Sen kimsin
Ülkenin en ünlü doktorlarından birisiydi. Hastalar onun kapısında sıraya giriyorlardı. Adam mesleğinin zirvesindeydi. Her gelen giden hasta onun egosunu şişirmişti.
Ülkenin sevilen mistiklerinden birisi o şehre gelmişti. Doktor Bey de hastalarının ısrarı üzerine bu mistiği görmeye gitti. Hemen mistiğin yanına oturuverdi. Bu sırada akşam yemeği için sofraya oturdular. Mistik “Sen kimsin” diye sordu doktora.
Doktor “Ben doktorum” dedi.
Mistik “Bu senin hayatını devam ettirmen için yapıyor olduğun şey, gerçekte sen kimsin?” dedi. Ortalığı bir sessizlik kapladı.

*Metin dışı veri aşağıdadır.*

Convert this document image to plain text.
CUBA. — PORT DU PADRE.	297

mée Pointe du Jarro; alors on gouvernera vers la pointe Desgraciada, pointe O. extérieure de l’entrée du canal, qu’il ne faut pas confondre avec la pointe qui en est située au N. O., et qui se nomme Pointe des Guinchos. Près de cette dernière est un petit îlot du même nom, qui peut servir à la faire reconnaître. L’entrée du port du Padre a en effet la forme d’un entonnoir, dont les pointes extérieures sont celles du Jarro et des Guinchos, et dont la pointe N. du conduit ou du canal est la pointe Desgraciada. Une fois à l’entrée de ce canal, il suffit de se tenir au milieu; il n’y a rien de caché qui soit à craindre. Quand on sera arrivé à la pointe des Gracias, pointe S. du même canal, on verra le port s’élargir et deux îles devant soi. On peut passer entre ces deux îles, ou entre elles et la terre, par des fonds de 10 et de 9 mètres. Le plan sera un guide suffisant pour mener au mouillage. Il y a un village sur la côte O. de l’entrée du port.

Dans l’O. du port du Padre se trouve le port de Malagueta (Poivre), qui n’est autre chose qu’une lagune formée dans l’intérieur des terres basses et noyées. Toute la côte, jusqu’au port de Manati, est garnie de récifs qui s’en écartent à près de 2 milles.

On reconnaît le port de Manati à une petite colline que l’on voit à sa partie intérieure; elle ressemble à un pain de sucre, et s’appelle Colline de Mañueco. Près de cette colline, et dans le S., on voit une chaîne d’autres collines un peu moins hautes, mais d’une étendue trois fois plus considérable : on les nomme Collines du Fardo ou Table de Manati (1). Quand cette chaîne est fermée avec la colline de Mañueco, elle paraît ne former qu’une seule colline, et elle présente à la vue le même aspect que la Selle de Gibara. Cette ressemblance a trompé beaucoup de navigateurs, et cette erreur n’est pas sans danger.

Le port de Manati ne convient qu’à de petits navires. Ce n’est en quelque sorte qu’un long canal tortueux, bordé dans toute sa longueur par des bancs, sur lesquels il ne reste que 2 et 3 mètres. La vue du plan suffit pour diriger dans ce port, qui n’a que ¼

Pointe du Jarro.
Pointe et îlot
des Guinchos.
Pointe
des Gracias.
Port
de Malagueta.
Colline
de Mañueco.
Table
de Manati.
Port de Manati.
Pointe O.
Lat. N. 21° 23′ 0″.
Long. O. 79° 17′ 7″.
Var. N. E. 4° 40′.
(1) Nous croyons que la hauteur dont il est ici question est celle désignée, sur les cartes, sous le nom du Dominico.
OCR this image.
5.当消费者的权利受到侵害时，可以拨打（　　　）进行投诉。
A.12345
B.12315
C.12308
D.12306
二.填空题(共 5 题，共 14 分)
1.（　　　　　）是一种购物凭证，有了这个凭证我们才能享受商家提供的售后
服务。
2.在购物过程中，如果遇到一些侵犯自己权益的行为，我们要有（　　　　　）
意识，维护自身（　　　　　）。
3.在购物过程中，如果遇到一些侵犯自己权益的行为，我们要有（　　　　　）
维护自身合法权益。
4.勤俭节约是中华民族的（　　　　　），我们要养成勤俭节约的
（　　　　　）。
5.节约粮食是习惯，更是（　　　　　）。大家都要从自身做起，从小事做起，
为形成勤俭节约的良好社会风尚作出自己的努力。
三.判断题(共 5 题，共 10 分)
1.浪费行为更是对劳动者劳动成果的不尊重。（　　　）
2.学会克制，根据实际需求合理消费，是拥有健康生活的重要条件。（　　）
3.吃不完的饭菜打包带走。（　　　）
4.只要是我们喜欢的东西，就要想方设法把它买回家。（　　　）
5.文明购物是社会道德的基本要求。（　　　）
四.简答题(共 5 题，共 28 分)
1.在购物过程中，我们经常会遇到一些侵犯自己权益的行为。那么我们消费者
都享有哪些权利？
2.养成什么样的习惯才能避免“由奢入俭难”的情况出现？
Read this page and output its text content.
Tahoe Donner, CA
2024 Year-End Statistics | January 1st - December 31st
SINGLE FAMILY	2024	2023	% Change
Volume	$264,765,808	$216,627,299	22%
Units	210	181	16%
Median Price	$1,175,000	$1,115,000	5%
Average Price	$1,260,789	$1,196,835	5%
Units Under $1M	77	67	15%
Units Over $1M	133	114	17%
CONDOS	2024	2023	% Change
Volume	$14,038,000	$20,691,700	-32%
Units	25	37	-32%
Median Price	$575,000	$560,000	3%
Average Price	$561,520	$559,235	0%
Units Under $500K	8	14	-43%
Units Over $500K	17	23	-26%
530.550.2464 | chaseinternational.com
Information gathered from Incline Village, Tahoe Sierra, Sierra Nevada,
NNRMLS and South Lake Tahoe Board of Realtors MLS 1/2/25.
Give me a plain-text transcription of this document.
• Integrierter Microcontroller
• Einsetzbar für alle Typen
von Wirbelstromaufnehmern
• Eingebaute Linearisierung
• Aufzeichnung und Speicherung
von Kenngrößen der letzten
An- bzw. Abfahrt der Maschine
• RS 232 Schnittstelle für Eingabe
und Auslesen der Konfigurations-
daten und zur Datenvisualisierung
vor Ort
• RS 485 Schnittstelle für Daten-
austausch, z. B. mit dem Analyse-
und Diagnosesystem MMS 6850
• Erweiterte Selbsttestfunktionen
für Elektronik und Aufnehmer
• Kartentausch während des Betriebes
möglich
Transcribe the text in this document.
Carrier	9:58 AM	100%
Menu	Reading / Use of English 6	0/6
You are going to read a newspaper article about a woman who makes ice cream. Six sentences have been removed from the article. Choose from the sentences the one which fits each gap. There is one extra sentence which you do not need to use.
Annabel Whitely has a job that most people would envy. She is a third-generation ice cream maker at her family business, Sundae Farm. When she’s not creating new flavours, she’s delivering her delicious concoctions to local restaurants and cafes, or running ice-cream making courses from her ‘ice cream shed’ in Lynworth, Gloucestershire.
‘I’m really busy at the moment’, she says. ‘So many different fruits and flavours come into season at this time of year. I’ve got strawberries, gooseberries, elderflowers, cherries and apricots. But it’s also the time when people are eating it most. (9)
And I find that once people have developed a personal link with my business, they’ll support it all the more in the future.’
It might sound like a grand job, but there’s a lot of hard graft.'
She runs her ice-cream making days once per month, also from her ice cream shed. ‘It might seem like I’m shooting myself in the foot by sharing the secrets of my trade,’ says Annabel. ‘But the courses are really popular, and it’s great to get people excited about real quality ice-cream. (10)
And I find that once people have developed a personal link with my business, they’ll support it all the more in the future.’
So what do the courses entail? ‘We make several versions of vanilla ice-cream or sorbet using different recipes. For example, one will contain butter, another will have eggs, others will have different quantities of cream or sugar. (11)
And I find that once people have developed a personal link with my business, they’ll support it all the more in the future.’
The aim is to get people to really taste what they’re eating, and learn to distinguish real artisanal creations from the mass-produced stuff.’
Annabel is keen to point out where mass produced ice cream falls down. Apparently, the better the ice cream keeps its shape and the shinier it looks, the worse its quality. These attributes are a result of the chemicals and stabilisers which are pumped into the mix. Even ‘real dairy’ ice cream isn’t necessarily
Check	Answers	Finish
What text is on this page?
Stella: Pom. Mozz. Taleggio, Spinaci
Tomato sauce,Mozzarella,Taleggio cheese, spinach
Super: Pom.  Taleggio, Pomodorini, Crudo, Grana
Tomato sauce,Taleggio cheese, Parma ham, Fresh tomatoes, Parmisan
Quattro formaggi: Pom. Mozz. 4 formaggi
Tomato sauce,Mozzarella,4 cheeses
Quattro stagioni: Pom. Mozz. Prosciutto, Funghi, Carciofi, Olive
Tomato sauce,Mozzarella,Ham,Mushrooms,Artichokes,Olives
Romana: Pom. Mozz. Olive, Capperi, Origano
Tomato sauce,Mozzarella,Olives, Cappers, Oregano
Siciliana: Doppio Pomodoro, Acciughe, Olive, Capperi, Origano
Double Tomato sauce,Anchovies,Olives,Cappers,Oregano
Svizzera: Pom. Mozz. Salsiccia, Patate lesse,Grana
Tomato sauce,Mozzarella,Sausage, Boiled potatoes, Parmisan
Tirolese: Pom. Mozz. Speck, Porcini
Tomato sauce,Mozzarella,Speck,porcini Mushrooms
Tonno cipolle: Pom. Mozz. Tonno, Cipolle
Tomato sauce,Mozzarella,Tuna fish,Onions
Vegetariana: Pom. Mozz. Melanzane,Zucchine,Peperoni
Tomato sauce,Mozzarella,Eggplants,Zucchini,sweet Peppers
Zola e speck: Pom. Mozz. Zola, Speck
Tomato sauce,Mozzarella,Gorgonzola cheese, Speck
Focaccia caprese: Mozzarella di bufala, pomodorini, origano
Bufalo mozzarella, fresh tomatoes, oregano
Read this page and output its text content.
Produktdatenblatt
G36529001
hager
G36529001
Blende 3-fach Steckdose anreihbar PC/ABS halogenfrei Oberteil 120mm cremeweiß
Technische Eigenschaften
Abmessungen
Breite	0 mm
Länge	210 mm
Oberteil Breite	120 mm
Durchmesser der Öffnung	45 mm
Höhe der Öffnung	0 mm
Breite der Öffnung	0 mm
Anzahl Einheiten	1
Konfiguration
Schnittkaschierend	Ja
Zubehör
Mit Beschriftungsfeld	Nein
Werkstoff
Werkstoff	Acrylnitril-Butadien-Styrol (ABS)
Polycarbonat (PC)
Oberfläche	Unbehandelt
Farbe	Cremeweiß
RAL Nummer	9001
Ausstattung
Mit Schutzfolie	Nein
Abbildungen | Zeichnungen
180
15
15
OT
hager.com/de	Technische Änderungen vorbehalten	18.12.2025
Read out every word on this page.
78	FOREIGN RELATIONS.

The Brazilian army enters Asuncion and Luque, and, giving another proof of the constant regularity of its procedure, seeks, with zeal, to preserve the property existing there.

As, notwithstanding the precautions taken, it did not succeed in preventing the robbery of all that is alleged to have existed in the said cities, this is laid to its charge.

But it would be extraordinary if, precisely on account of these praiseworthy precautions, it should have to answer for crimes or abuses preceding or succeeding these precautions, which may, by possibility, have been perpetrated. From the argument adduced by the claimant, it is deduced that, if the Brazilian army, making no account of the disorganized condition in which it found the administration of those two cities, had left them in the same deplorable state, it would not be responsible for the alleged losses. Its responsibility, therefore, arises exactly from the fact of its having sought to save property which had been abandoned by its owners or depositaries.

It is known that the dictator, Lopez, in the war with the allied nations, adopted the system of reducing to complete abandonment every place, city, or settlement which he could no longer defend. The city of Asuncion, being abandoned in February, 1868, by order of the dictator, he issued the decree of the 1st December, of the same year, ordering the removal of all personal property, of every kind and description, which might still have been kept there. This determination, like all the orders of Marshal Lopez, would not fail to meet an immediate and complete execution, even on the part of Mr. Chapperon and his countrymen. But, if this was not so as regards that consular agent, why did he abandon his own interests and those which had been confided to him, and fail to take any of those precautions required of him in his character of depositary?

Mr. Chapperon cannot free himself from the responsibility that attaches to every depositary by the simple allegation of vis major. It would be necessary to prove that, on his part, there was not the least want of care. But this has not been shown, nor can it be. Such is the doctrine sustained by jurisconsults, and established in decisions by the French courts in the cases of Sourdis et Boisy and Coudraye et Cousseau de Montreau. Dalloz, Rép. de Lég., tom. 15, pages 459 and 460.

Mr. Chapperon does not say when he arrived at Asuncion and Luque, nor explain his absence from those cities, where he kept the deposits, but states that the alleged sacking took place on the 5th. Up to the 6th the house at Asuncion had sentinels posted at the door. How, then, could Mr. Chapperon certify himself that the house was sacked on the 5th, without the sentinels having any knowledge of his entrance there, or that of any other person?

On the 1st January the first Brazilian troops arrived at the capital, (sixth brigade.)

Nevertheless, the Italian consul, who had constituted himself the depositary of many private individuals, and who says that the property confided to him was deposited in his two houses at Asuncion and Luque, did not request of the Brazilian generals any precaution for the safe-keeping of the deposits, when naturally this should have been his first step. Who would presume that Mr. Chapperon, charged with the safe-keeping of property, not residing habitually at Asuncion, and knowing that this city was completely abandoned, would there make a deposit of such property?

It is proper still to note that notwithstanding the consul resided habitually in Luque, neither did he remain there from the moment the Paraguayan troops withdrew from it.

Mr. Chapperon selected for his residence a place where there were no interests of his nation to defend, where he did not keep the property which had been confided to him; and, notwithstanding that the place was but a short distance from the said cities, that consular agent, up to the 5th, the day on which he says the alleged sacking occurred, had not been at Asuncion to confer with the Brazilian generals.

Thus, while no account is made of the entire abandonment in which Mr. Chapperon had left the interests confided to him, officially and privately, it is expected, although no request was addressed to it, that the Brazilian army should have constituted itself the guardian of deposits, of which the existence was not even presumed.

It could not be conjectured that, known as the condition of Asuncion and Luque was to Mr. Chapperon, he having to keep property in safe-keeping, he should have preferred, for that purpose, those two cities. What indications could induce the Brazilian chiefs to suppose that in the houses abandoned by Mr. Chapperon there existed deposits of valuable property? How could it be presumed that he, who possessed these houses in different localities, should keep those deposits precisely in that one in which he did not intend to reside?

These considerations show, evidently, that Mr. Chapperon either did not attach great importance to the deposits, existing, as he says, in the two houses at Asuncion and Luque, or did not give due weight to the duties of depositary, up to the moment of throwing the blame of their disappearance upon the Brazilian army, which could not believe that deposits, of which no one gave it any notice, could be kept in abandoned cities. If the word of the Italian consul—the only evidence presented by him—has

Doktor kekeleyerek “Bununla ilgili gerçekten hiç düşünmedim” dedi. Doktorluk, öğretmenlik, terzilik yaptığın eylemlerin genel adıdır. Bu daha çok yapmayla ilgilidir. Asıl olan şey olmayla ilgili olandır.
Yapmak eylemle alakalıdır, olmak özle alakalıdır. Sen bütün bilincini yapmaktan olmaya yöneltmediğin müddetçe kendini tanıyamazsın. Çevrenizdeki insanlara sorun “Sen kimsin?” diye.
Alacağınız cevaplar “Mühendisim, manavım, bakkalım, öğretmenim” şeklinde olacaktır. Bu sıfatlar senin özünü tanımlamaz. Sadece yaptığın işi, eylemi tanımlar.
Ben sana “Araba nedir?” diye soruyorum, sen “Yolda yürür” diyorsun. Ben eylemi sormuyorum, ben arabayı soruyorum. “Sen kimsin?” sorusuna mesleğinizi koymadan cevap vermeye çalışın. Hemen bocaladığınızı görürsünüz. Cevap veremezsiniz.
Çünkü kendinizi bilmiyorsunuz. Kendini bilmeyen kişinin içinde büyük bir boşluk oluşur. Kişi bu boşluğu işte bu tür sıfatlarla doldurmaya çalışır. Kendini eylemlerinle tanımlama.
Kendi özünün farkına var. Kendini tanımak için bilinçaltına her zaman “Ben kimim?” sorusunu sor.
Kendi içine odaklandığında, özüne ulaştığında kendinle ilgili cevaplar zihninde belirmeye başlar.